Ironically, the intensity on government pricing at earlier stages of an emerging biotech may impart strategies that do not serve the best interests of some patients – or actually help with drug costs.

I’ll pause momentarily: Are we exaggerating here?

Some would (and have suggested) such talk is overblown. However, at this point, I can’t see how we can brush such concerns aside as somehow invalid.

Certainly, there will be increased discussions with internal resources at drug sponsors, with their expert consultants, and trusted CDMO partners.

The pivotal questions are, “How inexpensively can we predict we can make this product? Is there a process, scale-up, and commercial potential that allows us to compete profitably in this pricing and market environment?”

“Small biotech folks trying to come up with a first molecule are probably scrambling to see if now they should enter a certain market,” says Mendelsohn. 

By the way, he adds, “I could go on about generics and biosimilar manufacturers concerned for drugs on or foreseen to be included on upcoming lists.”

In an already margin-thin business, “They might not want to create a biosimilar or generic version, given that the price is just marginally off the list price of the original product, and they get so much of their revenue in those first months, quarters, or years before the price gets subjected to pressures from me-too competition.”

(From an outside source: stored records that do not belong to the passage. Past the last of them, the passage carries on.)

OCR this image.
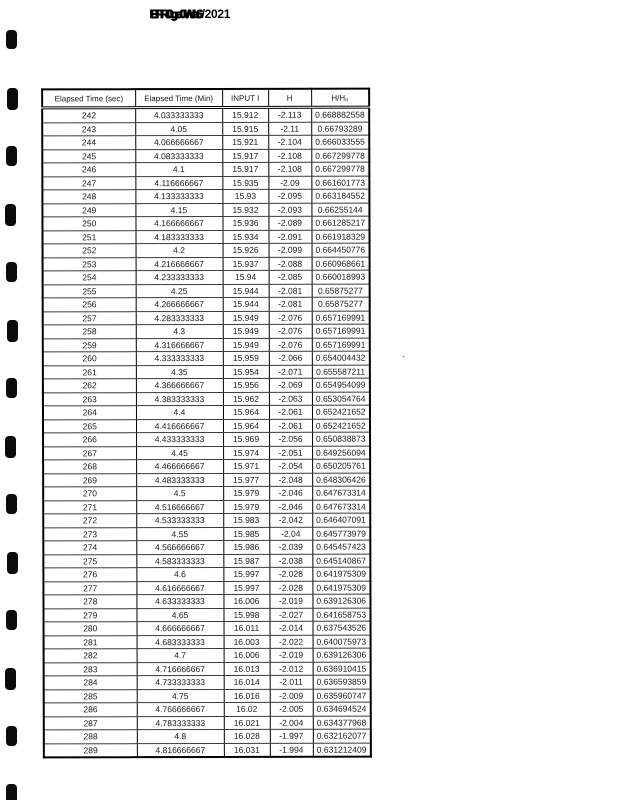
EFR0ge0Wa6/2021
Elapsed Time (sec)	Elapsed Time (Min)	INPUT I	H	H/H₀
242	4.033333333	15.912	-2.113	0.668882558
243	4.05	15.915	-2.11	0.66793289
244	4.066666667	15.921	-2.104	0.666033555
245	4.083333333	15.917	-2.108	0.667299778
246	4.1	15.917	-2.108	0.667299778
247	4.116666667	15.935	-2.09	0.661601773
248	4.133333333	15.93	-2.095	0.663184552
249	4.15	15.932	-2.093	0.66255144
250	4.166666667	15.936	-2.089	0.661285217
251	4.183333333	15.934	-2.091	0.661918329
252	4.2	15.926	-2.099	0.664450776
253	4.216666667	15.937	-2.088	0.660968661
254	4.233333333	15.94	-2.085	0.660018993
255	4.25	15.944	-2.081	0.65875277
256	4.266666667	15.944	-2.081	0.65875277
257	4.283333333	15.949	-2.076	0.657169991
258	4.3	15.949	-2.076	0.657169991
259	4.316666667	15.949	-2.076	0.657169991
260	4.333333333	15.959	-2.066	0.654004432
261	4.35	15.954	-2.071	0.655587211
262	4.366666667	15.956	-2.069	0.654954099
263	4.383333333	15.962	-2.063	0.653054764
264	4.4	15.964	-2.061	0.652421652
265	4.416666667	15.964	-2.061	0.652421652
266	4.433333333	15.969	-2.056	0.650838873
267	4.45	15.974	-2.051	0.649256094
268	4.466666667	15.971	-2.054	0.650205761
269	4.483333333	15.977	-2.048	0.648306426
270	4.5	15.979	-2.046	0.647673314
271	4.516666667	15.979	-2.046	0.647673314
272	4.533333333	15.983	-2.042	0.646407091
273	4.55	15.985	-2.04	0.645773979
274	4.566666667	15.986	-2.039	0.645457423
275	4.583333333	15.987	-2.038	0.645140867
276	4.6	15.997	-2.028	0.641975309
277	4.616666667	15.997	-2.028	0.641975309
278	4.633333333	16.006	-2.019	0.639126306
279	4.65	15.998	-2.027	0.641658753
280	4.666666667	16.011	-2.014	0.637543526
281	4.683333333	16.003	-2.022	0.640075973
282	4.7	16.006	-2.019	0.639126306
283	4.716666667	16.013	-2.012	0.636910415
284	4.733333333	16.014	-2.011	0.636593859
285	4.75	16.016	-2.009	0.635960747
286	4.766666667	16.02	-2.005	0.634694524
287	4.783333333	16.021	-2.004	0.634377968
288	4.8	16.028	-1.997	0.632162077
289	4.816666667	16.031	-1.994	0.631212409
.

Therefore, in my words, not Mendelsohn’s, the IRA appears to be a rather ham-handed attempt to lower drug pricing. Well intentioned perhaps, but its success metric might actually come at the expense of fewer products, and/or product-distorting decisions by the companies we rely on to create new medicines.

Too Specialized

Back to the CDMOs, Mendelsohn worries about a narrowing of R&D and service providers to “specializations.”

Certainly with large exceptions (i.e., recent large-market GLP-1 diabetes/obesity drugs), our industry has substantially narrowed development to smaller patient target markets, something also government directed by various “fast track” incentives for rare and orphan diseases.

“The IRA will make for an interesting dynamic for CDMOs,” says Mendelsohn.

For example, service providers will need specialized skillsets, technologies, and business models perhaps, to provide customers with the reduced production runs needed to serve small-market opportunities.

“When it comes to contract development and manufacturing, the ability to support this level of specificity in product, added complexity, at reduced scale, is going to be a question mark, and for those who can do it, a differentiator,” suggests Mendelsohn.

But will any of the above actually reduce drug prices overall?

A noteworthy politician once said, and I paraphrase, the most frightening words are “We’re from the government, and we’re here to help.”